The property of an author in the product of his mental labor ought to be as absolute and unlimited as his property in the product of his physical labor. It seems to me idle to say that the two kinds of labor products are so dissimilar that the ownership cannot be protected by like laws. In this age of enlightenment such a proposition is absurd. The history of copyright law seems to show that the treatment of property in brain product has been based on this erroneous idea. To steal the paper on which an author has put his brain work into visible, tangible form is in all lands a crime, larceny, but to steal the brain work is not a crime. The utmost extent to which our enlightened American legislators, at almost the end of the nineteenth century, have gone in protecting products of the brain has been to give the author power to sue in civil courts, at large expense, the offender who has taken and sold his property.
And what gross absurdity is the copyright law which limits even this poor defense of author’s property to a brief term of years, after the expiration of which he or his children and heirs have no defense, no recognized property whatever in his products.
And for some inexplicable reason this term of years in which he may be said to own his property is divided into two terms, so that at the end of the first he is compelled to re-assert his ownership by renewing his copyright, or he must lose all ownership at the end of the short term.
It is manifest to all honest minds that if an author is entitled to own his work for a term of years, it is equally the duty of his government to make that ownership perpetual. He can own and protect and leave to his children and his children’s children by will the manuscript paper on which he has written, and he should have equal right to leave to them that mental product which constitutes the true money value of his labor. It is unnecessary to say that the mental product is always as easy to be identified as the physical product. Its identification is absolutely certain to the intelligence of judges and juries. And it is apparent that the interests of assignees, who are commonly publishers, are equal with those of authors, in making absolute and perpetual this property in which both are dealers.

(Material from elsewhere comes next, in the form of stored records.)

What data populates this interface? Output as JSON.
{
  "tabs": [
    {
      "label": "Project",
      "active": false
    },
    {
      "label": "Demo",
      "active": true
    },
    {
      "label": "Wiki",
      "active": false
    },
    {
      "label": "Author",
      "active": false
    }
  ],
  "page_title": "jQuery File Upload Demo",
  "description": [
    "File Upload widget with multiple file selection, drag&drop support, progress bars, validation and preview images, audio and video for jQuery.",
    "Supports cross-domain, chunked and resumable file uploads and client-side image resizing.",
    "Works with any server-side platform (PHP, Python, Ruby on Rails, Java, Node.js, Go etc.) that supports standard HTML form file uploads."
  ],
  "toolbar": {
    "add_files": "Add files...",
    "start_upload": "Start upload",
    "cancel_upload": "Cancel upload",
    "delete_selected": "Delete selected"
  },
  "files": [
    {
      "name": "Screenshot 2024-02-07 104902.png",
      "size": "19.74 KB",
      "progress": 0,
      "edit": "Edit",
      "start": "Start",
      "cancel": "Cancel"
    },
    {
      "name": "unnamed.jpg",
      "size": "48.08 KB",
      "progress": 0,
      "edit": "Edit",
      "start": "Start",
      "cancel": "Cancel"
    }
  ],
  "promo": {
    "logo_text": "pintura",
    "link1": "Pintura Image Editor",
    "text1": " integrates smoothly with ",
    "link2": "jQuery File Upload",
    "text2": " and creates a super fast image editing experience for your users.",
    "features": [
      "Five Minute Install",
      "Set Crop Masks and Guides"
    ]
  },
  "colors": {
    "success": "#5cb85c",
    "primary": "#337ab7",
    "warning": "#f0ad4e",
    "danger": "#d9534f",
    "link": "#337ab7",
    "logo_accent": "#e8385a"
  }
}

Another consideration follows here. Why should the ownership of a bushel of wheat, a piece of silk goods, a watch, or a handkerchief in the possession of an American carried or sent to England, or brought thence to this country, be absolute and unlimited, while the ownership of his own products as an author or as a purchaser from an author is made dependent on his nationality? Why should the property of the manufacturer of cloths, carpets, satins, and any and every description of goods, be able to send his products all over the world, subject only to the tariff laws of the various countries, while the author (alone of all known producers) is forbidden to do so? The existing law of our country says to the foreign author, “You can have property in your book only if you manufacture it into salable form in this country.” What would be said of the wisdom or wild folly of a law which sought to protect other American industries by forbidding the importation of all foreign manufactures?